Come appare evidente, Brexit è stato solo un detonatore: a creare il contagio globale sono meccanismi (spesso automatici) dei mercati finanziari. Meccanismi che di tanto in tanto scattano, a prescindere da quale sia il motivo: a inizio anno era il timore sulla Cina, poi il mini-petrolio, ora Brexit. Il punto è capire se questa turbolenza finanziaria possa, alla lunga, ripercuotersi sull’economia reale. Se le banche crollano in Borsa, per esempio, non possono effettuare aumenti di capitale (in Italia ce n’è bisogno) e dunque sono costrette a ridurre il credito alle imprese. Se lo yen sale, soffre l’economia giapponese. E così via: il domino è globale.

Ecco perché i Governi e le banche centrali sono tutti pronti a intervenire: per evitare che questa bufera, per ora solo borsistica, si scarichi sull’economia reale.
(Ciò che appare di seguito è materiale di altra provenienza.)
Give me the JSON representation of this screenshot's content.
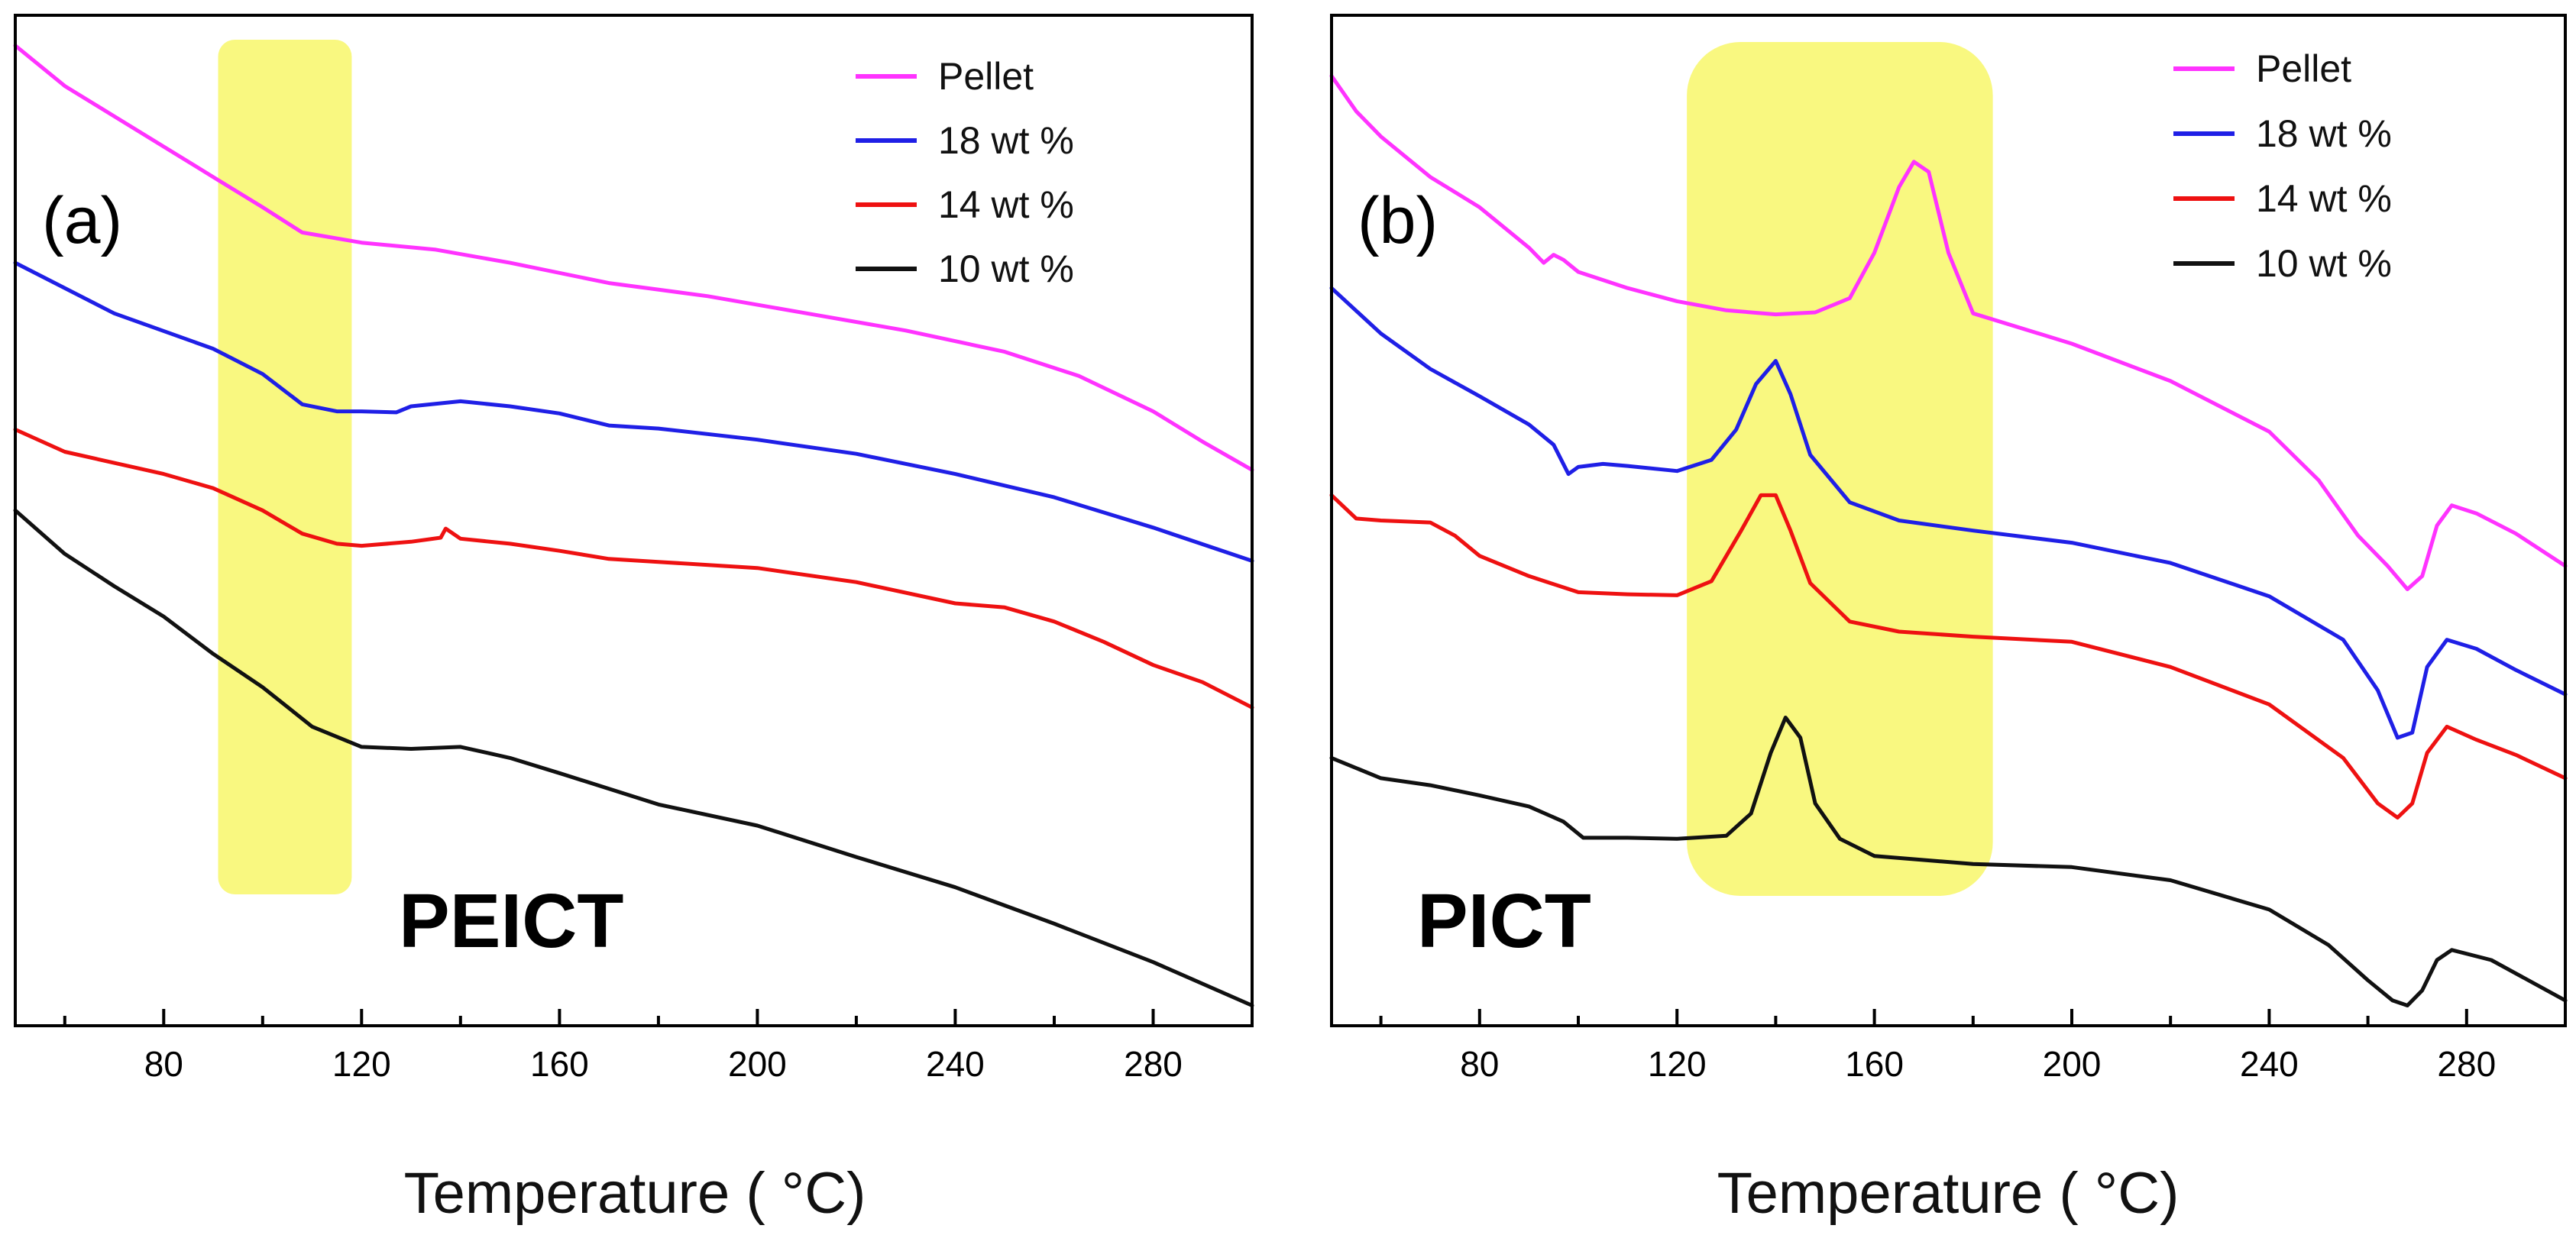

Tutti sono convinti che prima o poi le banche centrali facciano qualcosa: la Fed Usa e la Bank of Japan per arginare la salita delle loro valute, la Bank of England per tamponare le conseguenze di Brexit e la Bce per arginare la marea in Europa. Anche i Governi stanno cercando il modo per intervenire, per esempio a sostegno delle banche. Così lo scenario cambia continuamente, e la speculazione finanziaria anche. Ecco perché capire i meccanismi della finanza è sempre più importante. Per questo «Il Sole 24 Ore» lancia, da oggi, una serie di dossier quotidiani sui rischi e le opportunità derivanti da Brexit.